Corrie Dick is a Scottish jazz musician and composer based in London. He is recognised for his fluency, gritty sound and euphoric abandon on the drum kit and for his poignant and earthy compositional style. He comes from a small family with musical and artistic parents. His sole brother Garry Dick, two and a half years his minor, is an accomplished chef in the West of Scotland.
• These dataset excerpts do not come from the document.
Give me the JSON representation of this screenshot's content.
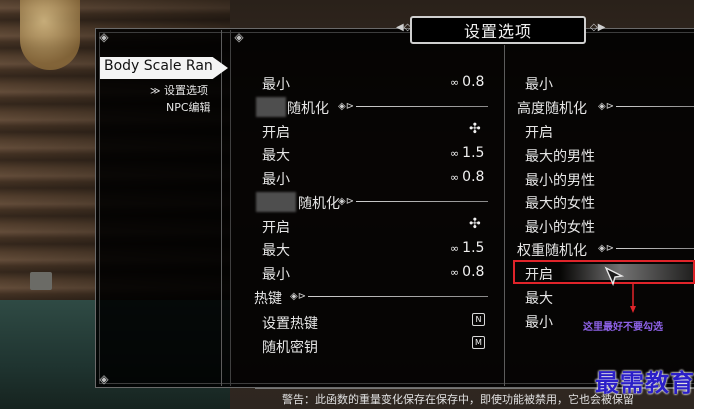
{
  "header": {
    "title": "设置选项"
  },
  "sidebar": {
    "mod_name": "Body Scale Ran",
    "items": [
      {
        "label": "设置选项",
        "icon": "selected-diamond-icon"
      },
      {
        "label": "NPC编辑"
      }
    ]
  },
  "left_column": [
    {
      "label": "最小",
      "value": "0.8"
    },
    {
      "label": "随机化",
      "kind": "header"
    },
    {
      "label": "开启",
      "value_icon": "toggle-off-icon"
    },
    {
      "label": "最大",
      "value": "1.5"
    },
    {
      "label": "最小",
      "value": "0.8"
    },
    {
      "label": "随机化",
      "kind": "header"
    },
    {
      "label": "开启",
      "value_icon": "toggle-off-icon"
    },
    {
      "label": "最大",
      "value": "1.5"
    },
    {
      "label": "最小",
      "value": "0.8"
    },
    {
      "label": "热键",
      "kind": "header"
    },
    {
      "label": "设置热键",
      "key": "N"
    },
    {
      "label": "随机密钥",
      "key": "M"
    }
  ],
  "right_column": [
    {
      "label": "最小"
    },
    {
      "label": "高度随机化",
      "kind": "header"
    },
    {
      "label": "开启"
    },
    {
      "label": "最大的男性"
    },
    {
      "label": "最小的男性"
    },
    {
      "label": "最大的女性"
    },
    {
      "label": "最小的女性"
    },
    {
      "label": "权重随机化",
      "kind": "header"
    },
    {
      "label": "开启",
      "highlighted": true
    },
    {
      "label": "最大"
    },
    {
      "label": "最小"
    }
  ],
  "annotation": "这里最好不要勾选",
  "warning": "警告：此函数的重量变化保存在保存中，即使功能被禁用，它也会被保留",
  "watermark": "最需教育",
  "colors": {
    "highlight_border": "#e0242a",
    "annotation": "#8e62e8",
    "watermark": "#2b1fc8"
  }
}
Band and artist associations
As well as leading an ensemble under his own name, Corrie performs and records with artists and bands such as:
Dick graduated as the gold medal student for the jazz programme at TrinityLaban where he studied composition with present-day bandmate Mark Lockheart, rhythm with Barak Schmool and musicianship with Simon Purcell. He has studied drums privately with Mark Guiliana and Kendrick Scott, traditional drumming in Morocco and kpanlogo drumming in Ghana with Saddiq Addy, nephew of legendary kpanlogo drummer Mustapha Tettey Addy. He also practices traditional world music regularly with guitarist Rob Luft, a close musical peer. He is an alumnus of Tommy Smith's Youth Jazz Orchestra and of National Youth Jazz Orchestra of Scotland.
Awards
Having been named as 'Up And Coming Artist' in the 2012 Scottish Jazz Awards, Dick won the BBC Radio Scotland Young Scottish Jazz Musician of the Year Competition in 2013 resulting in cash prizes as well as concert performances at London, Glasgow and Skye Jazz Festivals. Corrie was listed as 'One To Watch' in Jazzwise Magazine's forecasts for 2012 and 2016 and has twice been shortlisted for 'Newcomer of the Year' in the Parliamentary Jazz Awards - in 2015 as part of Blue-Eyed Hawk and in 2016 as a solo artist.
Other achievements
Impossible Things, Dick's debut album as bandleader, was released in November 2015 on the Chaos Collective label, which he co-founded alongside close collaborators Laura Jurd and Elliot Galvin. The album, featuring 9 young stars of the British jazz scene including vocalist/violinist Alice Zawadzki, trumpeter Laura Jurd and percussionist Felix Higginbottom and produced by Finn Peters, was lauded by numerous international reviewers including the Irish Times who said "By turns folksy, rootsy, bluesy and indy, Impossible Things announces the arrival of a new and compelling voice in contemporary European jazz."